Mr Sunak risks likely rebellion from his own MPs if he accepts the principle of restitution for past damage.
Former minister David Jones, a member of the climate-sceptic Net Zero Scrutiny Group, told The Independent: “I don’t think we should be signing the first cheque in what could become a book full of blank cheques.
"I think we have to be very, very careful about doing something that is tokenistic. Our overseas aid budget has been pared back recently, but it has been one of the most generous in the world. I think that is what the government should be focusing on."
Oxfam’s GB chief executive Danny Sriskandarajah said Mr Sunak’s silence on loss and damage was “deafening”.
“Rich nations like the UK, which have done most to contribute to climate change, have a moral obligation to provide funding to help low-income countries deal with the devastating impacts of an escalating climate crisis they did little to cause,” he said.

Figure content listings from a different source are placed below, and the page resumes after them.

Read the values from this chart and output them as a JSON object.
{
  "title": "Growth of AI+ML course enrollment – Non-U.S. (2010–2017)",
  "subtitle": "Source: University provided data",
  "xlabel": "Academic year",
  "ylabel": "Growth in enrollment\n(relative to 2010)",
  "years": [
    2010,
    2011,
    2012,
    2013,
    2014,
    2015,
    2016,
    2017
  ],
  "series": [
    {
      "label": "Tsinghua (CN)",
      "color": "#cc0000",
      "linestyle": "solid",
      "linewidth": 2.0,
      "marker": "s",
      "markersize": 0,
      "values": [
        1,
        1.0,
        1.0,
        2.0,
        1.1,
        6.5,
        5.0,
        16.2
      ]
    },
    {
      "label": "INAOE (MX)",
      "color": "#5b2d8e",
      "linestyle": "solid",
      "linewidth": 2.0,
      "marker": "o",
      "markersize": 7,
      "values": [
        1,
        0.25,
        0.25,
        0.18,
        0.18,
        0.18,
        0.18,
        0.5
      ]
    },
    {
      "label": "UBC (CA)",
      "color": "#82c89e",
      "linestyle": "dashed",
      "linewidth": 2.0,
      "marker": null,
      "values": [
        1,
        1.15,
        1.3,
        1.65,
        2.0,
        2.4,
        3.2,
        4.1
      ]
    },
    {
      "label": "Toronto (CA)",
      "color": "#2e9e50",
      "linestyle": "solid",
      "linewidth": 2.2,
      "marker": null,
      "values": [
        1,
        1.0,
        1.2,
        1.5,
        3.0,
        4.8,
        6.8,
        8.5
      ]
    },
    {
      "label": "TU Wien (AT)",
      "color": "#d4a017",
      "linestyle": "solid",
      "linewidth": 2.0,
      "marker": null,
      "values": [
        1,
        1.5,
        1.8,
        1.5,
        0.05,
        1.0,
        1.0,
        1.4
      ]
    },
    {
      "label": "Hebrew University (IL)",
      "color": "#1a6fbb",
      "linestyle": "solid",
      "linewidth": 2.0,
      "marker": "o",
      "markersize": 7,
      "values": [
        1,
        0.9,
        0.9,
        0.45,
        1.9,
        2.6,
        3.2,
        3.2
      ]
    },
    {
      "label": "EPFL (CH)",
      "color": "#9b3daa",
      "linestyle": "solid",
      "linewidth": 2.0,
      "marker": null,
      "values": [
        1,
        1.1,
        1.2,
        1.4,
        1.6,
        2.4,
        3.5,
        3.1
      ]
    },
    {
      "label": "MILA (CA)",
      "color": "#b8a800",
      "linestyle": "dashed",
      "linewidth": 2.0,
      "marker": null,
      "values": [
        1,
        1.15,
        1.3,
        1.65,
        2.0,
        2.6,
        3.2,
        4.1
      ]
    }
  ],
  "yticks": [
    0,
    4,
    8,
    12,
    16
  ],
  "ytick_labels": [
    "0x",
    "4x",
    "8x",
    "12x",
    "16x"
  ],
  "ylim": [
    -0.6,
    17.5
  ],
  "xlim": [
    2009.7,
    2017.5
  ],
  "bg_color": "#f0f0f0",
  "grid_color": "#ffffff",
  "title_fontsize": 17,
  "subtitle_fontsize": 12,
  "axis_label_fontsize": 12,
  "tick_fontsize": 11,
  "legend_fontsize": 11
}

Mariana Paoli, global advocacy lead at Christian Aid, said that the UK was “blocking progress behind the scenes” on loss and damage.
“Rishi Sunak cannot claim to be a green leader whilst ignoring the plight of the most vulnerable,” she said.
Mary Friel, of the International Federation of Red Cross and Red Crescent Societies, said that the human experience of the impact of climate change “requires recognition and requires finance”. She called on the UK to pledge funds and to push for loss and damage to become a permanent item on subsequent climate summits’ agendas.
James Cameron, a UK government-appointed adviser to Cop26 in Glasgow, denied the UK had been a “laggard” on the issue, with Cop26 president Alok Sharma acting as “very good diplomatic envoy” to push it onto the agenda.
But Labour’s climate change spokesperson Ed Miliband dismissed Mr Sunak’s speech as “vacuous and empty”.
"As Rishi Sunak preaches about clean energy abroad, he is the man who blocks onshore wind [power] at home while giving massive tax breaks to fossil fuel companies who are making billions in windfall profits at the expense of the British people,” said Mr Miliband.